A green paper on motorway congestion schemes will be published in the summer, with "pay as you drive" motorway lanes coming into force around 2010.
Ms Kelly said the M42 experiment had given the government valuable experience of a new approach to managing motorway traffic.
"Through a mix of managing speeds and opening the hard shoulder as a running lane, the M42 has shown it is possible to smooth traffic flow and improve journey reliability on a notoriously congested route - and it has done so safely," she said.
A Department for Transport feasibility study identified around 500 miles of England's motorways which could benefit from using the hard shoulder as an extra lane.
In the scheme, sensors detect traffic build-up, which triggers signs telling drivers to slow down and use the extra lane. Emergency refuges were established every 500m.

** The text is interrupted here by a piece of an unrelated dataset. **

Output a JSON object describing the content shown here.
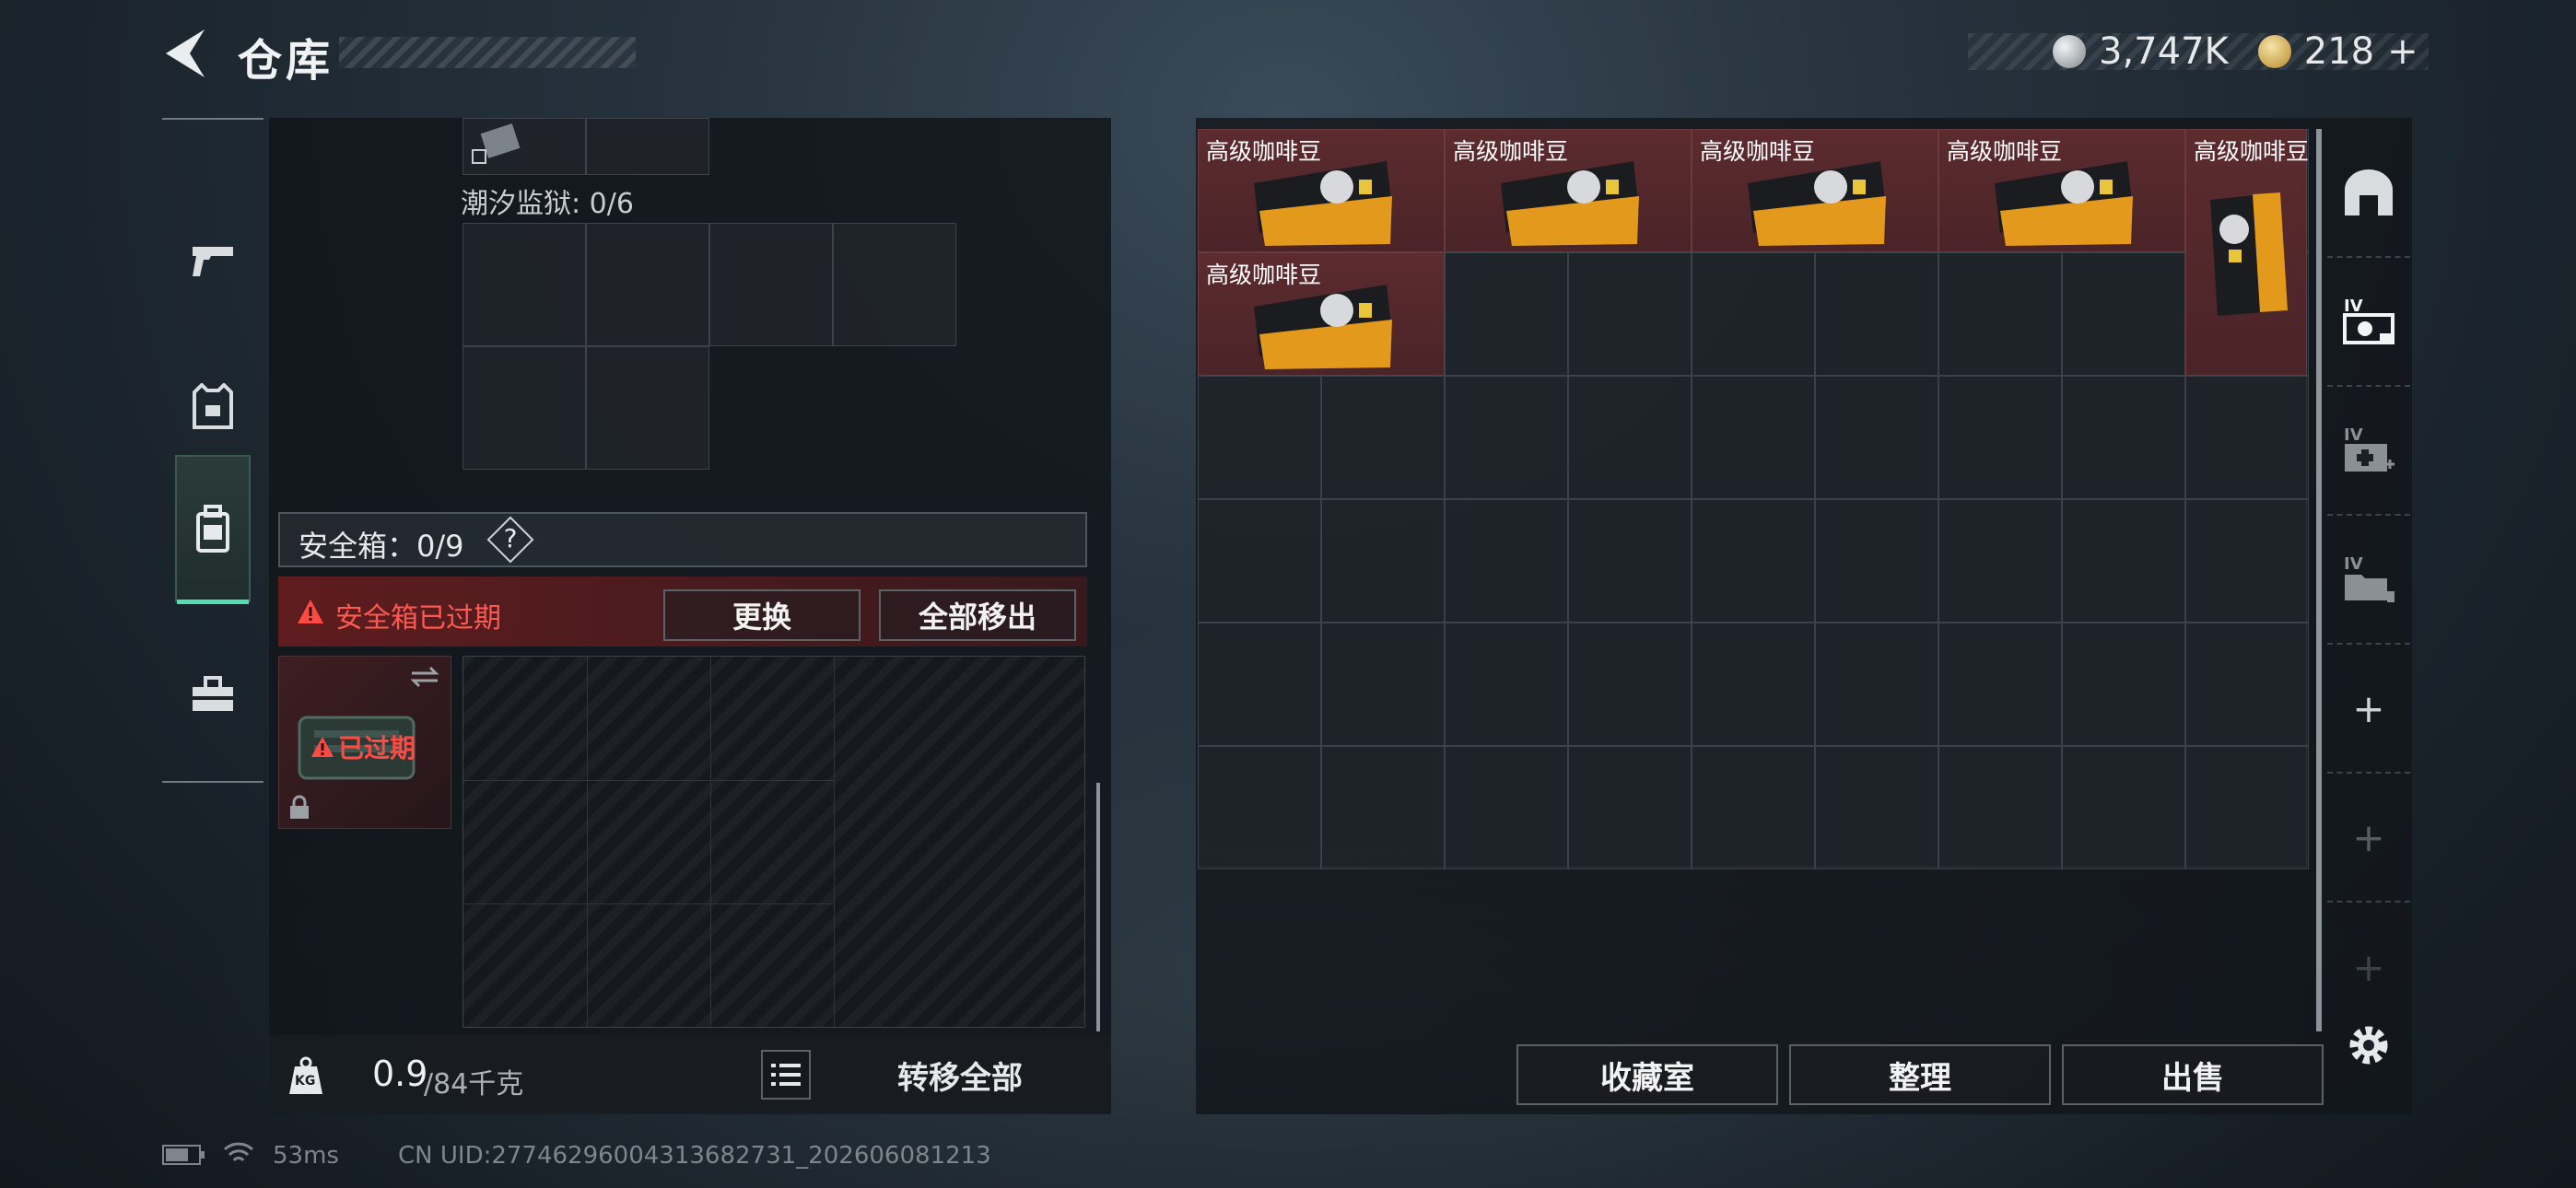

If accidents happen, messages appear telling drivers the lane is closed, allowing emergency services to get through.
In the first six months of the M42 trial, average journey times fell by more than a quarter on the northbound carriageway, fuel consumption reduced by 4% and vehicle emissions dropped by up to 10%.
Ms Kelly said the government was interested in car share lanes of the type used in the US for some time, where access is limited to vehicles carrying passengers or drivers willing to pay a toll.
Tony Bosworth, of Friends of the Earth, said: "The extra capacity is going to encourage more traffic on to our roads which may lead to more climate changing pollution.
"And if we're going to be allowing drivers to pay to use one lane then that just provides a choice for those who can afford it."
Driving on the hard shoulder is well established in some European countries, such as Germany and the Netherlands.